Monoclonal antibodies made news as a treatment for COVID-19 when they were given to then US President Donald Trump in November last year after he tested positive for the disease on the election campaign trail.
It was described as an "experimental antibody cocktail" that was "one of the most promising candidates".
The monoclonal antibodies treatment has proved successful for over 200 COVID-19 patients at the civic body's Seven Hills Hospital at Andheri in western suburbs, the BMC claimed in a release.
After administering the cocktail, composed of Casirivimab and Imdevimab, cleared for use in mild to moderate cases of coronavirus in high-risk patients, only 0.5 per cent patients needed oxygen and the mortality rate was also reduced by 70 per cent, the release said.
The earlier requirement of 13 to 14 days of hospitalisation was also reduced to 5 to 6 days after the cocktail was given, it said.
The cocktail therapy is succeeding against the backdrop of the anticipated third wave of coronavirus, the BMC said, terming the "successful experimentation" with this drug combination a "respite" ahead of the third wave.
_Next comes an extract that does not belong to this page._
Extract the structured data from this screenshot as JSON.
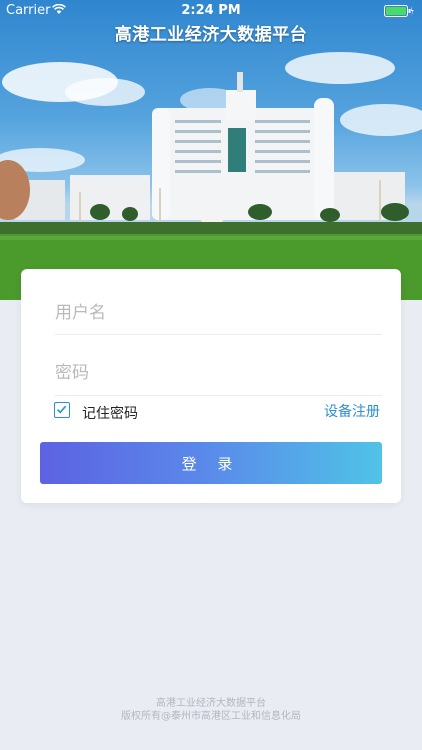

"Trump was given the same cocktail of drugs after he contracted coronavirus. Since then, his health has improved significantly," the BMC claimed.
In India, the drugs were registered with the Central Drugs Standard Control Organization on May 10, 2021, and have been approved by the Drugs Controller General of India, the BMC said.
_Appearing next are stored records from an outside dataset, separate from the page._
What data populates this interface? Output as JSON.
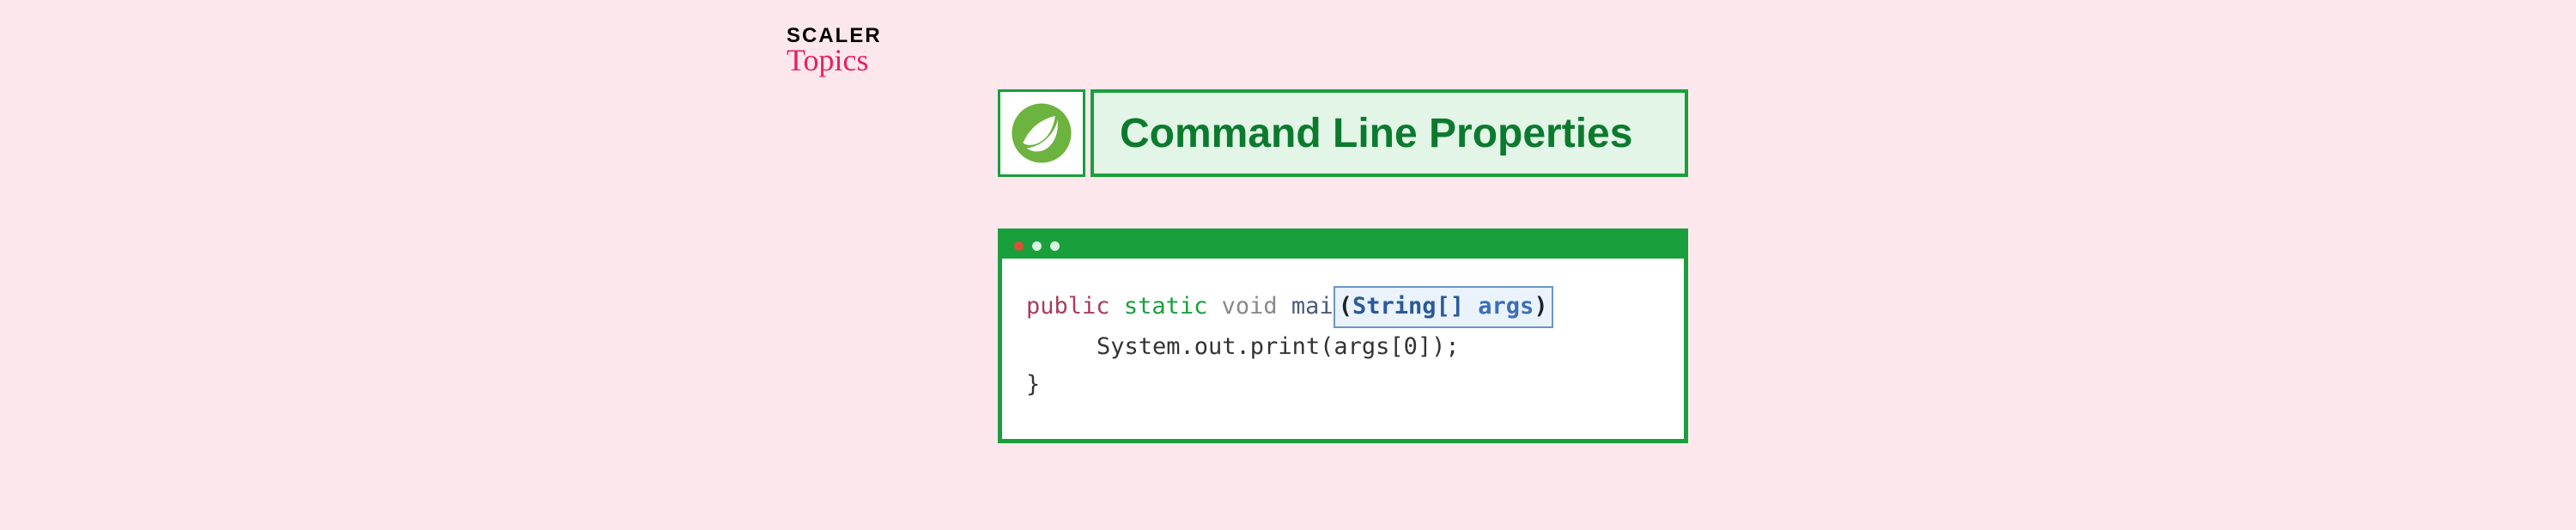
{
  "logo": {
    "line1": "SCALER",
    "line2": "Topics"
  },
  "header": {
    "title": "Command Line Properties"
  },
  "code": {
    "line1": {
      "kw_public": "public",
      "kw_static": "static",
      "kw_void": "void",
      "fn": "mai",
      "hl_open": "(",
      "hl_type": "String[]",
      "hl_name": "args",
      "hl_close": ")"
    },
    "line2": "System.out.print(args[0]);",
    "line3": "}"
  }
}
A total of 212 COVID-19 patients were given this cocktail through saline at the Seven Hills Hospital.
Conclusions have been reached after the treatment of 199 patients, of which there were 101 patients in the 18-45 years age group, 45 patients in the 45-59 years age group and 53 patients above 60 years.
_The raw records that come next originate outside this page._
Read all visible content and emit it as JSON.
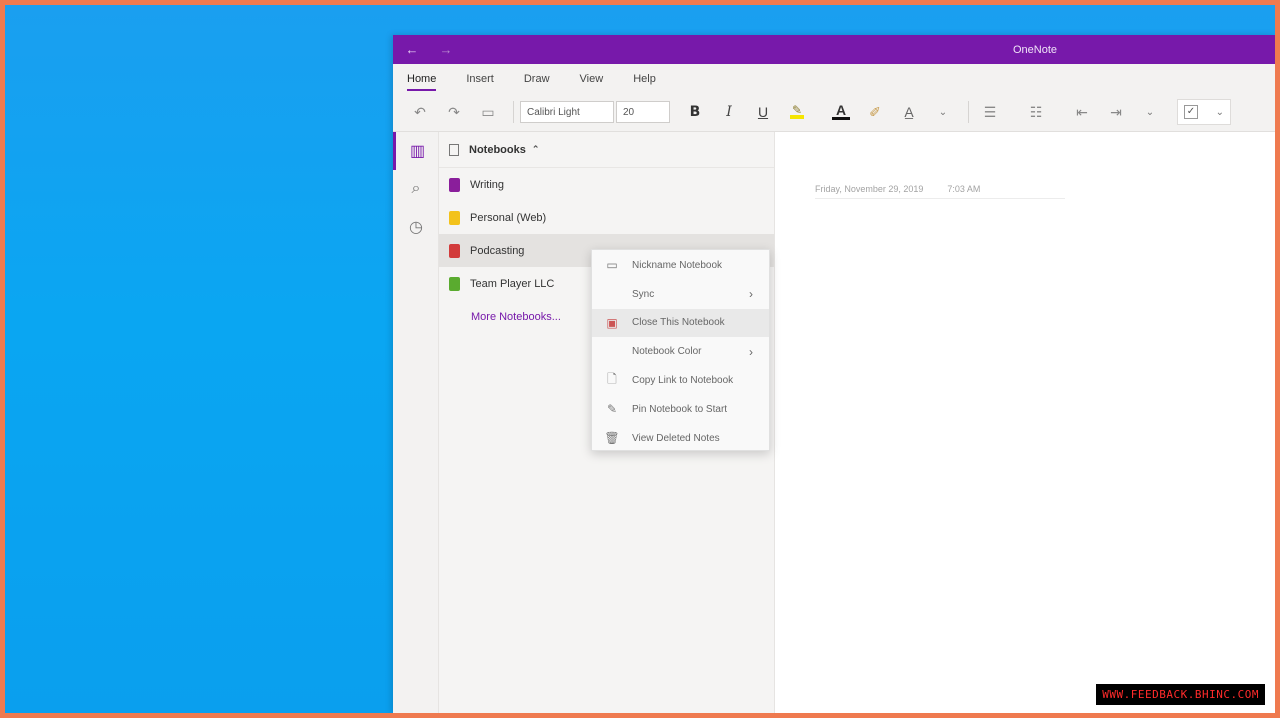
{
  "window": {
    "app_title": "OneNote"
  },
  "titlebar": {
    "back_icon": "←",
    "forward_icon": "→"
  },
  "ribbon": {
    "tabs": [
      {
        "label": "Home",
        "active": true
      },
      {
        "label": "Insert"
      },
      {
        "label": "Draw"
      },
      {
        "label": "View"
      },
      {
        "label": "Help"
      }
    ],
    "font_name": "Calibri Light",
    "font_size": "20",
    "bold": "B",
    "italic": "I",
    "underline": "U",
    "font_color_letter": "A"
  },
  "notebooks": {
    "header": "Notebooks",
    "items": [
      {
        "label": "Writing",
        "color": "#8a1e9b"
      },
      {
        "label": "Personal (Web)",
        "color": "#f3c21b"
      },
      {
        "label": "Podcasting",
        "color": "#d23b3b",
        "selected": true
      },
      {
        "label": "Team Player LLC",
        "color": "#5aab2f"
      }
    ],
    "more": "More Notebooks..."
  },
  "page": {
    "date": "Friday, November 29, 2019",
    "time": "7:03 AM"
  },
  "context_menu": {
    "items": [
      {
        "label": "Nickname Notebook",
        "icon": "folder-icon"
      },
      {
        "label": "Sync",
        "submenu": true
      },
      {
        "label": "Close This Notebook",
        "icon": "close-notebook-icon",
        "hover": true
      },
      {
        "label": "Notebook Color",
        "submenu": true
      },
      {
        "label": "Copy Link to Notebook",
        "icon": "link-doc-icon"
      },
      {
        "label": "Pin Notebook to Start",
        "icon": "pin-icon"
      },
      {
        "label": "View Deleted Notes",
        "icon": "trash-icon"
      }
    ]
  },
  "watermark": "WWW.FEEDBACK.BHINC.COM",
  "colors": {
    "accent": "#7719aa",
    "desktop": "#0aa6f2",
    "frame": "#ef7a4f"
  }
}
"Of the 199 patients, 74 have at least one co-morbidity," the BMC said.
All the 199 patients were in the mild to moderate infection group, it added.
At the start of treatment, 179 had a fever, while 158 had a cough with or without fever.
Four patients were on oxygen support.
It was noticed that fever subsided within 48 hours after giving the cocktail medicine, the BMC claimed.
"Out of 199, only one person had to be supplied with oxygen. This proportion is only 0.5 per cent. It is a great relief, considering the amount of oxygen that was needed earlier for coronavirus patients," the BMC said.
In the first and second waves, at least 20 per cent of the patients had to be given oxygen and five per cent of patients had to undergo intensive care (ICU) treatment, it said.
The civic body said monoclonal antibody cocktails can be given to patients above 12 years of age who weigh at least 40 kg.
No side effects have been reported in any of the patients, the BMC said, adding the death toll has also dropped by a staggering 70 per cent.
"This cocktail can be given to patients having diabetes, kidney disease, heart disease, asthma and other acute respiratory diseases, high blood pressure, sickle cell, cerebral palsy etc," the BMC said.
This treatment is also financially beneficial to the patients as there is no need for oxygen supply and other expensive medications, avoiding the need for hospitalization, it said.
"Considering the medical manpower, it is possible to provide treatment through OPD and as the duration of hospital stay of the patient is reduced, it will also help in relieving the work stress on doctors," the BMC claimed.